Помню, наш дом всегда был открыт для людей. А после войны он прямо походил на общежитие. Разговорилась в автобусе мама с одной женщиной. Узнала, что та вернулась из эвакуации, а дом ее разрушен. Муж погиб на фронте. Она одна-одинешенька. И случайная попутчица поселилась у нас, прожив до тех пор, пока не устроилась на работу и не получила жилье. Однажды мама привела домой девочку-подростка. После войны по улицам городов бродило немало беспризорных сирот. Долго отмывала девочку в ванной, чесала волосы густым гребешком и смазывала их керосином — единственным тогда средством против вшей. Мама перешила на ее хрупкую фигурку несколько своих платьев, а ее грязное тряпье сожгла в печке. Девочка жила у нас, пока мама не устроила ее в ремесленное училище, при котором было общежитие.

Отзывчивость, участливость — нет, это не вторая натура, а самая что ни на есть первая натура мамы, нечто само собой разумеющееся.

Нередко эти качества вызывали ответные добрые чувства. Они-то и породнили нас с семьей Косык из села Любень Великий. Это очень трогательная история.

Август 1944 года. Львов освобожден от фашистских войск. Мама, бабушка и я с братом вернулись во Львов из эвакуации. До войны мы жили на улице Супинского — ныне Коцюбинского. Квартиру нашу заняли какие-то люди, и мы поселились на улице Зеленой в доме 45. На первом этаже дома располагалось воинское подразделение, а во дворе размещались гаражи. Помню, по улицам понуро брели колоны военнопленных немцев. Вид у них был жалкий. Я, шестилетняя девочка, почему-то не чувствовала к ним ненависти, хотя знала, что немцы убили моего отца и расстреляли тетю с ее маленьким сынишкой. На Западную Украину из Сибири и Урала стало прибывать промышленное оборудование для восстановления и строительства фабрик и заводов. Для разгрузки вагонов требовались крепкие мужчины. Они получали бронь — освобождение от призыва в Красную Армию, а значит, и от фронта. Ведь война еще продолжалась. Маме поручили организацию разгрузки прибывающего оборудования. К ней как-то подошла беременная женщина, одетая по-сельски. За ее подол держался мальчонка.
— Пани, говорят, вы грузчиков набираете. Возьмите моего мужа на работу. Не может он сейчас в армию идти. Мне рожать скоро. Сынок вон совсем маленький. Родители старые и больные. Помогите, пани. Вдруг убьют его на войне, что мне тогда делать?
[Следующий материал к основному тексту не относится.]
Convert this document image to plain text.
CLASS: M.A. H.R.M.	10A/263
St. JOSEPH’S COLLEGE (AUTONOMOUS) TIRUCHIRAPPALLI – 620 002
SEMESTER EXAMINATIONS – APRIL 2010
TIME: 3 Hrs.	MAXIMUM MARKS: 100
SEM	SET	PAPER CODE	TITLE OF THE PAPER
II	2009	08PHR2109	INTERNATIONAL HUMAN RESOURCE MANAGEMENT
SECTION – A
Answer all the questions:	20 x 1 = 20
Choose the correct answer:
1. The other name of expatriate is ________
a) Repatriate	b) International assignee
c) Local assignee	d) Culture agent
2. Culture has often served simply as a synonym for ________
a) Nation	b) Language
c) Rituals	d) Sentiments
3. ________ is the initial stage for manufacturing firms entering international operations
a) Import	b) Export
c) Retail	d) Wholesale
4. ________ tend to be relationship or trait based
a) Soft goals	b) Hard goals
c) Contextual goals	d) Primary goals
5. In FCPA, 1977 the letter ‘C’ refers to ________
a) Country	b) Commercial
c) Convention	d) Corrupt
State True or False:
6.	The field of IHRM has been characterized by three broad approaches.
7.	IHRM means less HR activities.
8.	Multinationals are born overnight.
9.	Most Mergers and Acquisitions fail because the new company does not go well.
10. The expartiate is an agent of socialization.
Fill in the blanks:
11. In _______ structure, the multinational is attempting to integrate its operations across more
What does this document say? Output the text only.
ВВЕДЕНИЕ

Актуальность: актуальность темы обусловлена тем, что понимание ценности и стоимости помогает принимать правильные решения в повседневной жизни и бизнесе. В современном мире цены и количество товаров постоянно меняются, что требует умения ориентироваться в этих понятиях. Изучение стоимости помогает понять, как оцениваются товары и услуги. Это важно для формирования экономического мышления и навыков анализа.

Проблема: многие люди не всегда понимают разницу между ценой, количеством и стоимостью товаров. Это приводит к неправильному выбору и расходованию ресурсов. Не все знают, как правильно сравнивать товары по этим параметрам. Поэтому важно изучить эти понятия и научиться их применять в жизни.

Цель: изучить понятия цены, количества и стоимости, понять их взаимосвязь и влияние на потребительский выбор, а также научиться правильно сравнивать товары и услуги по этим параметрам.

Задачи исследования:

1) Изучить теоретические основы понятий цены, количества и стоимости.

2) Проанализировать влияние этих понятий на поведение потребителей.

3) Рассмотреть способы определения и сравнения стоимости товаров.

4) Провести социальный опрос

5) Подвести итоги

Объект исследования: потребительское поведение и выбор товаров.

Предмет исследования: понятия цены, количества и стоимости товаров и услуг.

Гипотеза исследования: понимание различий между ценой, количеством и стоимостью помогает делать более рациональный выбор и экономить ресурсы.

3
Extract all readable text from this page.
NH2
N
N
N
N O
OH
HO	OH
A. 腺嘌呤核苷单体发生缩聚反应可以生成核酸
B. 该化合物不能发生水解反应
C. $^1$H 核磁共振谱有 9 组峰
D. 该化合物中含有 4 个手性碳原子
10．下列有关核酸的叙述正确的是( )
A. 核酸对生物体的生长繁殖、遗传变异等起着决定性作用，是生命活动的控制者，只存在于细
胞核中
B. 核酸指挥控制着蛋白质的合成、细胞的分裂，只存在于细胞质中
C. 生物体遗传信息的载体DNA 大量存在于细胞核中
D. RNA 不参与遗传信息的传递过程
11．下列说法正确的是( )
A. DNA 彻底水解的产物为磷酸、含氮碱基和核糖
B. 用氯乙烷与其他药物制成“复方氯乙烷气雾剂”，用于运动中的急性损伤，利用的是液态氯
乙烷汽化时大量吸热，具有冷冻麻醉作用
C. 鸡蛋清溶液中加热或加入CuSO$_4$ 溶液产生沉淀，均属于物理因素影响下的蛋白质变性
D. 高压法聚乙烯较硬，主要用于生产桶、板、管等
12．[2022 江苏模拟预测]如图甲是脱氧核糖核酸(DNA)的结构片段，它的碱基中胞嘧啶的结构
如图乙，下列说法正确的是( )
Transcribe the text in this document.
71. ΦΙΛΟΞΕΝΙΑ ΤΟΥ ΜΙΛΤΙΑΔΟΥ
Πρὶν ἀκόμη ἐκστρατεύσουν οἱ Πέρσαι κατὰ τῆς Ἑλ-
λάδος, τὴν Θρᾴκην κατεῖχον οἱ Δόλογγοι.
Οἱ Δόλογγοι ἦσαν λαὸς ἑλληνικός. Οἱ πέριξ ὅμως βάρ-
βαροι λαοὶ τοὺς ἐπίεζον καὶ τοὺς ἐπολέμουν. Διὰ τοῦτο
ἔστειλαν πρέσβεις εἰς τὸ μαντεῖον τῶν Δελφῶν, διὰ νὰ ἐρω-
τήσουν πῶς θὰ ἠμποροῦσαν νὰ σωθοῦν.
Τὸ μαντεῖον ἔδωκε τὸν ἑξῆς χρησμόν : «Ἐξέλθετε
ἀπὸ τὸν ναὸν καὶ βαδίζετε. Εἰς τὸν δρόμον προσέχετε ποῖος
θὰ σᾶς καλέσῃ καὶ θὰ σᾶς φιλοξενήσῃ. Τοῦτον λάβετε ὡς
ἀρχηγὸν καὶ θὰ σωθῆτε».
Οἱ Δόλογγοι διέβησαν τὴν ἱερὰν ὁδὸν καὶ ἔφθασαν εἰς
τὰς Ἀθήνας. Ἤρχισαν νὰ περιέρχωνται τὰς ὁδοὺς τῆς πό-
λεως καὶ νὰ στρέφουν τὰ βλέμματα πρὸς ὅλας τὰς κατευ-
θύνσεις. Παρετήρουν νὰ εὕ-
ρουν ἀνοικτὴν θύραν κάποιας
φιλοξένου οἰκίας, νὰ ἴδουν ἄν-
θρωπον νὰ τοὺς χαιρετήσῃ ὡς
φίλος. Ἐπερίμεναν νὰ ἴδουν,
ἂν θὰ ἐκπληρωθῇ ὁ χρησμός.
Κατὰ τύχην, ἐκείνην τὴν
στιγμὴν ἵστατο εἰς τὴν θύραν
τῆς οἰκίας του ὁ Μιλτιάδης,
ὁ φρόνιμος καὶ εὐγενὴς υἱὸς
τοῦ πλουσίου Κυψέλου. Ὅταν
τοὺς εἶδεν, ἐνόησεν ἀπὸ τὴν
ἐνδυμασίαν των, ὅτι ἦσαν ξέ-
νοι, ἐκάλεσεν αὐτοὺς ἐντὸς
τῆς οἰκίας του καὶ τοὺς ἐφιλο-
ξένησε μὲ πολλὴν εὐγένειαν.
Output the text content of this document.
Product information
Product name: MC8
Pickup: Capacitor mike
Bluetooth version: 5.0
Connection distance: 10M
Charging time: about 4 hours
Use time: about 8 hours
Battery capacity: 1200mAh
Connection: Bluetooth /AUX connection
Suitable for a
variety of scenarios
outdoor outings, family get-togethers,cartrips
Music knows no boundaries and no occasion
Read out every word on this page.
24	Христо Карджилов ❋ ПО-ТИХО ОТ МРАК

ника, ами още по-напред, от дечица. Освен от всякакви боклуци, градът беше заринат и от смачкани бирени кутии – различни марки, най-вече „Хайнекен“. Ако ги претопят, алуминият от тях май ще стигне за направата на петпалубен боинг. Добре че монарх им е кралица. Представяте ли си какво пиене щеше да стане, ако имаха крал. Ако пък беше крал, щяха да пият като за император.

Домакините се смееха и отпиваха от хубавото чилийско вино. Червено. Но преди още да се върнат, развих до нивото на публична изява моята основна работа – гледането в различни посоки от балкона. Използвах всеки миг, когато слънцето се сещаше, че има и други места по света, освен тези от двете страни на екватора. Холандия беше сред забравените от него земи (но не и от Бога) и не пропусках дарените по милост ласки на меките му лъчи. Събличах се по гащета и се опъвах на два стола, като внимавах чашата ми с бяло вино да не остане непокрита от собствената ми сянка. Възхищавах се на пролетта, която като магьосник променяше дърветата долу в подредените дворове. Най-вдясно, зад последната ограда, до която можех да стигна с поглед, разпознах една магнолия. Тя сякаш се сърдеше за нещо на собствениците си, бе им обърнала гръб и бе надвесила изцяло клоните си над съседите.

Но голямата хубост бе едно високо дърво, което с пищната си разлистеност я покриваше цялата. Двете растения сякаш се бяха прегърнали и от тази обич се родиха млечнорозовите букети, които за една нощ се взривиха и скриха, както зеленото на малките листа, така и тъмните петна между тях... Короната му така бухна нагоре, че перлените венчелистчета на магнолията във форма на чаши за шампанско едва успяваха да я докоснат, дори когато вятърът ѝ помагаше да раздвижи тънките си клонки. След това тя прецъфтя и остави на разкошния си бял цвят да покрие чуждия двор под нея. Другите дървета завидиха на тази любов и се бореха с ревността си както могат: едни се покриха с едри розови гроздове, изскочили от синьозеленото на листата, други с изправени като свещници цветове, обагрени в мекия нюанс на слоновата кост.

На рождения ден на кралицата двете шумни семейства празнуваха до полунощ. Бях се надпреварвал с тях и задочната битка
Мама посмотрела на живот женщины, на мальчонку, который боязливо поглядывал из-за юбки.
— Как зовут вашего мужа?
— Грыцько, Григорий Косык.
— Пусть приходит.

В повседневных хлопотах этот эпизод быстро забылся.

Прошло несколько лет. Мама отдыхала в санатории Любень Великий. Увидев женщину, продающую сметану, спросила:
— Почем баночка?
— Для вас, пани, задурно.
— Интересно, почему же для меня даром?
— Грыцька Косыка помните? Я его жена, Зоня меня зовут.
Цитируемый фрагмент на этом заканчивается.